Banosh with cracklings
4 servings
40 minutes
Banosh with cracklings is a traditional dish of Ukrainian cuisine, especially popular in the Carpathians. Its roots go back to ancient times when mountain dwellers prepared this nutritious porridge based on cornmeal and sour cream. Banosh has a delicate, creamy texture, and its rich flavor is complemented by crispy cracklings, tangy brynza cheese, and aromatic mushrooms. This dish is simple to prepare but has a rich and multifaceted taste. It is perfect for a cozy family dinner or a village feast, conveying the warmth of home and ancestral traditions. Banosh is eaten in a special way—without mixing the ingredients but choosing each separately to enjoy their unique notes.
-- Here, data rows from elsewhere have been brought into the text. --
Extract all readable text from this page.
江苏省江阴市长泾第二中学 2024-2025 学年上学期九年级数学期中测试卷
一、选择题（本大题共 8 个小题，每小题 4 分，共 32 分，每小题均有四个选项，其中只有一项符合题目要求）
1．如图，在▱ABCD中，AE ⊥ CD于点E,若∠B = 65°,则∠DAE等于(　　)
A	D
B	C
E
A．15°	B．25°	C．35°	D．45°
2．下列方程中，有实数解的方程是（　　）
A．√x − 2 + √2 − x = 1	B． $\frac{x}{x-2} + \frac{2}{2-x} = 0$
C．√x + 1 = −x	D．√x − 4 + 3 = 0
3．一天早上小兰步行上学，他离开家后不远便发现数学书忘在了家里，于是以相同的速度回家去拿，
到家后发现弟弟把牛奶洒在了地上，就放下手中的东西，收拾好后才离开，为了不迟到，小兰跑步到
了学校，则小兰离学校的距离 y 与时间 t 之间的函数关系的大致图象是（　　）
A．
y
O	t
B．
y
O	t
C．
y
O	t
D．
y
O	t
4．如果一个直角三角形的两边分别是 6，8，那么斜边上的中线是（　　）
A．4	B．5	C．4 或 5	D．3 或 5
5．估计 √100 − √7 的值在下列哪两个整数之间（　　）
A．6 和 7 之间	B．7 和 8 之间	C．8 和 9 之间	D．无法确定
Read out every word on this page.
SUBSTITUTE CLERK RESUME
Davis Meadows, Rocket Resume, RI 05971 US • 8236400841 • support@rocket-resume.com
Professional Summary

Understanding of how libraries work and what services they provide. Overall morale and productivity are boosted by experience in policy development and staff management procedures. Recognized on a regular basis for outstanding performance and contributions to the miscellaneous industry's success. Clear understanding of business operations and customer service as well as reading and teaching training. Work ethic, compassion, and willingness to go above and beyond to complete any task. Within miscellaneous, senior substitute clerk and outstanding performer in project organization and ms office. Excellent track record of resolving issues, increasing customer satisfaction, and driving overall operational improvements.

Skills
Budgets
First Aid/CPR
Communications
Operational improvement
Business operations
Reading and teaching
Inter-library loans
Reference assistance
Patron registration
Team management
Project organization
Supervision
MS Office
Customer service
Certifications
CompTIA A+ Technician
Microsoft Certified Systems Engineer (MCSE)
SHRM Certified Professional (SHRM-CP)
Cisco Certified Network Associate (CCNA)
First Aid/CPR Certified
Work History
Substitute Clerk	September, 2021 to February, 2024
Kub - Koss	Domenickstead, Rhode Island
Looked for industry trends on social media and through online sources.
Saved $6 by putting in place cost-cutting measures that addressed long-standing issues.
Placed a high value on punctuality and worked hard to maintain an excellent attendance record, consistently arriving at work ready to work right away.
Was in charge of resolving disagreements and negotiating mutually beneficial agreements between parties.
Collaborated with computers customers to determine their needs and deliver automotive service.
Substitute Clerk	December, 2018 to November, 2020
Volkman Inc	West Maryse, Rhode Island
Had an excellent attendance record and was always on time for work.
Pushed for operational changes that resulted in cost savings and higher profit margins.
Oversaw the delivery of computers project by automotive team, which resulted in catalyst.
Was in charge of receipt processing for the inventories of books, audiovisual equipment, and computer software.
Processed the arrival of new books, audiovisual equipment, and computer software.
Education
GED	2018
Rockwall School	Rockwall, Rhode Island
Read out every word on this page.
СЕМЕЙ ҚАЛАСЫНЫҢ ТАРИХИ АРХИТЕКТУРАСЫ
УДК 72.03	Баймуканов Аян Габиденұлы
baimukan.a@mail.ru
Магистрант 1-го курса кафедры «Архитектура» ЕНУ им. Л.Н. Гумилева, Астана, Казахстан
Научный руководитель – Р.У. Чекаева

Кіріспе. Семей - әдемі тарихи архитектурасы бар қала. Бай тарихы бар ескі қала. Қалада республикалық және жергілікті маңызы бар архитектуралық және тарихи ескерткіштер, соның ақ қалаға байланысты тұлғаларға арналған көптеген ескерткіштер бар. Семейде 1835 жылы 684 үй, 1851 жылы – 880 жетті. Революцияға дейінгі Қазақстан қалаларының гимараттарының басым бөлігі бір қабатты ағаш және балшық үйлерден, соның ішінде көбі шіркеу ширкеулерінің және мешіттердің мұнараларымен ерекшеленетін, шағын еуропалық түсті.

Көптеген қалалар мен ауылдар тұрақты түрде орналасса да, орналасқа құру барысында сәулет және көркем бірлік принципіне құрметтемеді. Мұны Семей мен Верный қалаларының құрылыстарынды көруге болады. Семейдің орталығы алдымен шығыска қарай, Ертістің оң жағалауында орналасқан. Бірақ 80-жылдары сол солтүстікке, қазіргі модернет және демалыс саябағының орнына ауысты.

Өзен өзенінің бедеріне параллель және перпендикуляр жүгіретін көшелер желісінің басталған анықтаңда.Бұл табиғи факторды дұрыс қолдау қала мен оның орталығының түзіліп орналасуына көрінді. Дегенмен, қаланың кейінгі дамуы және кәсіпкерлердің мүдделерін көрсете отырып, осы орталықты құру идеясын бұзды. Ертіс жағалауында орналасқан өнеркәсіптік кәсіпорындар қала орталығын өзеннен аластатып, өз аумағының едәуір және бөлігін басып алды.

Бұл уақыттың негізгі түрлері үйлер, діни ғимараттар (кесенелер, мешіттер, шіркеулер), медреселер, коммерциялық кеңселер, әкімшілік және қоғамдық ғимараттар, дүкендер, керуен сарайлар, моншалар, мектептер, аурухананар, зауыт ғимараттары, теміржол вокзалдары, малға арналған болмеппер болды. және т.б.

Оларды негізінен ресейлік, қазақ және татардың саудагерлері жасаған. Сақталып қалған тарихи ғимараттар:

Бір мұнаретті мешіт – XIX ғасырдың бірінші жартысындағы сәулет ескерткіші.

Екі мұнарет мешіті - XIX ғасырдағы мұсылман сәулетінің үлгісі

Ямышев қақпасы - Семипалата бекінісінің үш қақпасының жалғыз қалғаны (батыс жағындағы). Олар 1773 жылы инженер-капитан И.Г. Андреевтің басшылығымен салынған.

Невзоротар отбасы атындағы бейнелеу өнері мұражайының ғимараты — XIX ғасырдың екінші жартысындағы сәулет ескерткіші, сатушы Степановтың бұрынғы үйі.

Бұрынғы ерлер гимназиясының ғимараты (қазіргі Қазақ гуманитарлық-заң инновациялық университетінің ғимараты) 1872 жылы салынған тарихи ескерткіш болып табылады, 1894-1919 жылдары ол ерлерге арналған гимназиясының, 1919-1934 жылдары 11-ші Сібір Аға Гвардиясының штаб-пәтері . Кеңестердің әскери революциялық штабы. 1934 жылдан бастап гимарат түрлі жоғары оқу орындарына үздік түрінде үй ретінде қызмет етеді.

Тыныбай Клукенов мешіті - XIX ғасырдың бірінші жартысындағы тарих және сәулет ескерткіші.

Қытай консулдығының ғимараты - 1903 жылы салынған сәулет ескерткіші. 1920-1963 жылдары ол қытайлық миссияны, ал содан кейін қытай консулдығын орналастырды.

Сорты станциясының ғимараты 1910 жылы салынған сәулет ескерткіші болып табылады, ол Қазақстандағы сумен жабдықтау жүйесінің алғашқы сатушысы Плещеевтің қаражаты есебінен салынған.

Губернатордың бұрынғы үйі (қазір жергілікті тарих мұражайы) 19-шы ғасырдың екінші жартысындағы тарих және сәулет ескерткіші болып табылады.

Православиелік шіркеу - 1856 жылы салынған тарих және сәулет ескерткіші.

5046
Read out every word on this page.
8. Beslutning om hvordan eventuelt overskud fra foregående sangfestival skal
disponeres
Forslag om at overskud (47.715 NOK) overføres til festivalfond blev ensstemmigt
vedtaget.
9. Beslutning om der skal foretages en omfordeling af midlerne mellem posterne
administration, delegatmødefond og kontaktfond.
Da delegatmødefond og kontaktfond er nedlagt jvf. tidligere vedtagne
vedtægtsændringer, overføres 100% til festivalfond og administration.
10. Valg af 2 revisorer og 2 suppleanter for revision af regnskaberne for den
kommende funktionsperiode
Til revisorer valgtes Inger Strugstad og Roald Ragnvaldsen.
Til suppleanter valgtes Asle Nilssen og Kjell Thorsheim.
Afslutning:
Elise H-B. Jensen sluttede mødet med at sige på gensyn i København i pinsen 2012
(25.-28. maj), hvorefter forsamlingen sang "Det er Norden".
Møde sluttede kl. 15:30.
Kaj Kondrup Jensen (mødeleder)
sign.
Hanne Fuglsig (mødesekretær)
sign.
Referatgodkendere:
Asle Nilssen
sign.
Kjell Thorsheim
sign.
Hearty, tasty, and warming, it symbolizes the culinary heritage of the Ukrainian people.

1
Banosh is prepared in a cauldron or in a pot with thick walls.
2
Bring the sour cream to a boil and gradually add the cornmeal mixed with salt and sugar in a thin stream, constantly stirring with a wooden spoon in one direction.
- Farmer's sour cream: 1 kg
- Corn grits: 2 glasss
- Sugar: to taste
- Salt: to taste
3
Continue stirring and cook the porridge until it thickens.
4
Then reduce the heat and stir the porridge with a spoon until droplets of oil appear in the sour cream. The finished banosh should be as thick as semolina porridge and easily separate from the walls of the pot.
5
The toppings for banosh are prepared separately. Fry the sliced bacon until a crispy crust forms.
- Smoked lard: to taste
6
Soak the mushrooms beforehand, then boil them, chop them coarsely, and sauté a little in the fat left from the cracklings.
- Dried mushrooms: to taste
7
Cut the cheese into cubes or grate it on a coarse grater.
- Feta cheese: to taste
8
Layer the finished dish without mixing the ingredients: first banosh, then cheese, cracklings, and mushrooms on top. Banosh is eaten without mixing, taking each component a little at a time.